Published September 02, 2021
The last 18 months can understandably make it seem like now is a terrible time to start a business. But for some entrepreneurs, the steps for starting a business are still the same — it’s just the rules that have changed.
Two small-business pros explain how COVID-19 has rewritten four basic tenets of starting a business and what the path to success looks like for new entrepreneurs in 2021.
1. Create a business plan
What’s the same: You still have to write a business plan, says Frank LaMonaca, a small-business mentor with SCORE in Westerly, Rhode Island. A business plan typically includes such things as how much your product or service will cost, how you’ll market it and how much you'll need to make to break even.
“I think the basic business plan is ... tried and true, and that certainly doesn't change in COVID,” he says. “A lot of people don't even ask that question when they go to start a business, which is, ‘How much money do I need every month to live on?’” LaMonaca says.
What’s different now: Your online strategy has to be front and center. Are you prepared to connect with customers through video chat? How interactive is your website? Do you know how to market yourself on social media? The past 18 months have proved how important these questions are for startups today, according to LaMonaca.

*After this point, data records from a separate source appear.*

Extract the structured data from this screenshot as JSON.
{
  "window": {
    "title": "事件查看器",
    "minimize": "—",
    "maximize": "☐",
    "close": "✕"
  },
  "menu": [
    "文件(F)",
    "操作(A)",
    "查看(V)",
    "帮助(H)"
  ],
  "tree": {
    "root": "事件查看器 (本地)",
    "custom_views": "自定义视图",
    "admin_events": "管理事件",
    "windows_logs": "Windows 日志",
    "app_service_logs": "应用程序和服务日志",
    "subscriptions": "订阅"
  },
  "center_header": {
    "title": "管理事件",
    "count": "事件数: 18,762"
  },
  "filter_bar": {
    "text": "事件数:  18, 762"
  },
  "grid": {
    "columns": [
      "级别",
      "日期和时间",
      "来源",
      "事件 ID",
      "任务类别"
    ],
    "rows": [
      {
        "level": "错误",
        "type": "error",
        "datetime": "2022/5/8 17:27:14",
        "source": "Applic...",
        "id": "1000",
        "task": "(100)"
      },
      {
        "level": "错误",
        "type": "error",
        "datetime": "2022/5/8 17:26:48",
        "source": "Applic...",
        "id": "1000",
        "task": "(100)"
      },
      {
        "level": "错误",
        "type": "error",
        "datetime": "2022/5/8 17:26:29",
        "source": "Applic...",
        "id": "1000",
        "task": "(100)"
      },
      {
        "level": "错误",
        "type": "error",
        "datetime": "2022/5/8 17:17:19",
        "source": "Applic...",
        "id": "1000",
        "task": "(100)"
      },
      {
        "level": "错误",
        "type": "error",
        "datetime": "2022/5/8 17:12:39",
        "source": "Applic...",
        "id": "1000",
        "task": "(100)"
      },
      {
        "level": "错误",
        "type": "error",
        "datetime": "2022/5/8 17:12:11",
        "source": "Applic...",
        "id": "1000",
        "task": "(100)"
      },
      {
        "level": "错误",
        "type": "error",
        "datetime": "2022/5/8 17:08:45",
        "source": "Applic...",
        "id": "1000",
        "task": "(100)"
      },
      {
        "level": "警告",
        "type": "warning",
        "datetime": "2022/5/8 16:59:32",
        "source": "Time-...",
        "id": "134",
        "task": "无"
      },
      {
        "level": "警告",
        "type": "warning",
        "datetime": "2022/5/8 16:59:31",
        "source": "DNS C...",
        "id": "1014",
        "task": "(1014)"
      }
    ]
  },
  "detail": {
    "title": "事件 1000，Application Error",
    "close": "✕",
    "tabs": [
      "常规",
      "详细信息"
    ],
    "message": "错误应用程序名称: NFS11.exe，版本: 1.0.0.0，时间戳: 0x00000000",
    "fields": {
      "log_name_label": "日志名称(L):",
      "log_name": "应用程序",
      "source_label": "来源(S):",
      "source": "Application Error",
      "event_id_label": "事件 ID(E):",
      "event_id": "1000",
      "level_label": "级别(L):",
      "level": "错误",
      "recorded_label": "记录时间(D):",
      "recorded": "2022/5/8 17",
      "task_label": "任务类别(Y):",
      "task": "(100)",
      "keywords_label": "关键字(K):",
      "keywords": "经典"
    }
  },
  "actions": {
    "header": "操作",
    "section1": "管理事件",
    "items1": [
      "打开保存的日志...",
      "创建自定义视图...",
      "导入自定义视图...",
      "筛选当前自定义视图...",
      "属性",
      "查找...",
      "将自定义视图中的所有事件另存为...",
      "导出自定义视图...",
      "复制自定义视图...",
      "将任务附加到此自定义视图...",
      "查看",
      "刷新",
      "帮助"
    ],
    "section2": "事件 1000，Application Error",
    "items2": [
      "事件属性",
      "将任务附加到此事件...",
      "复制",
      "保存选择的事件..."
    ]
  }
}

“Those that survived the best had very robust digital-marketing strategies. They had an online presence that connected them to their customers, their clients, their cohort,” he says. “Even if they were a service business … they benefited from having a connection to their customer, keeping them apprised of what was happening next and where they were going.”
2. Calculate what you need to get started
What’s the same: New businesses typically need a pile of cash upfront to set up, open their doors and cover expenses as they ramp up sales. Banks are an unlikely source of those startup funds, says Jerry Herrick, a SCORE counselor in Northern California. “Banks don't waste their time dealing with somebody who's a year away from making it money,” he says. Herrick says tapping personal savings, friends, family and other sources of capital is more likely to produce the funding you need at first.
What’s different now: You’ll probably need way more cash than what your calculations suggest to get started these days, according to LaMonaca. He recommends doubling it now. “If you were thinking, ‘I need enough cash for six months,’ we're saying, ‘No, you don't know what's coming. And you don't know when the next shutdown might be. You don't know how clients will react to what you need to do, whether it's mask mandates, whether it's vaccination requirements.’ I mean, these are things that you’ve got to think about,” he says.
3. Fight inertia
What’s the same: To start a business, you have to actually start a business, Herrick says. “You’ve got to jump in,” he says. “What have you done today? ... What are you going to do tomorrow?”
What’s different now: Starting a business already takes courage and risk tolerance; now you may need even more of those things.
For LaMonaca, the past 18 months went something like this: “I had people calling and asking for time that had survived four recessions and felt their business was recession-proof. And then all of a sudden they had zero revenue. Not 20% down, not 30% down — zero revenue,” he says. “They were in shock. … We had to sort of snap them out of the shock and say, ‘OK, let's treat this like any other business challenge. Let's step back and don't panic. Let's figure out how are you going to conserve cash and get through this.'"
4. Track your money
What’s the same: Finding accounting software for your small business and opening a separate checking account for it are still important first steps, Herrick says. Recording all of your expenditures, even if your business isn’t open yet, can save you money on taxes and keep things much more organized. “Always document the money you receive,” he adds.
What’s different now: With the complexities of changing tax laws, the Paycheck Protection Program and other state and federal business rules, surrounding yourself with smart people may be more important than ever. LaMonaca recommends forming a financial “BAIL” team, composed of a banker, accountant, insurance pro and lawyer who can all help watch over your accounts, prevent tax headaches, reduce liability risks and protect you.
“Pre-COVID, post-COVID, you don't want to go it alone,” he says.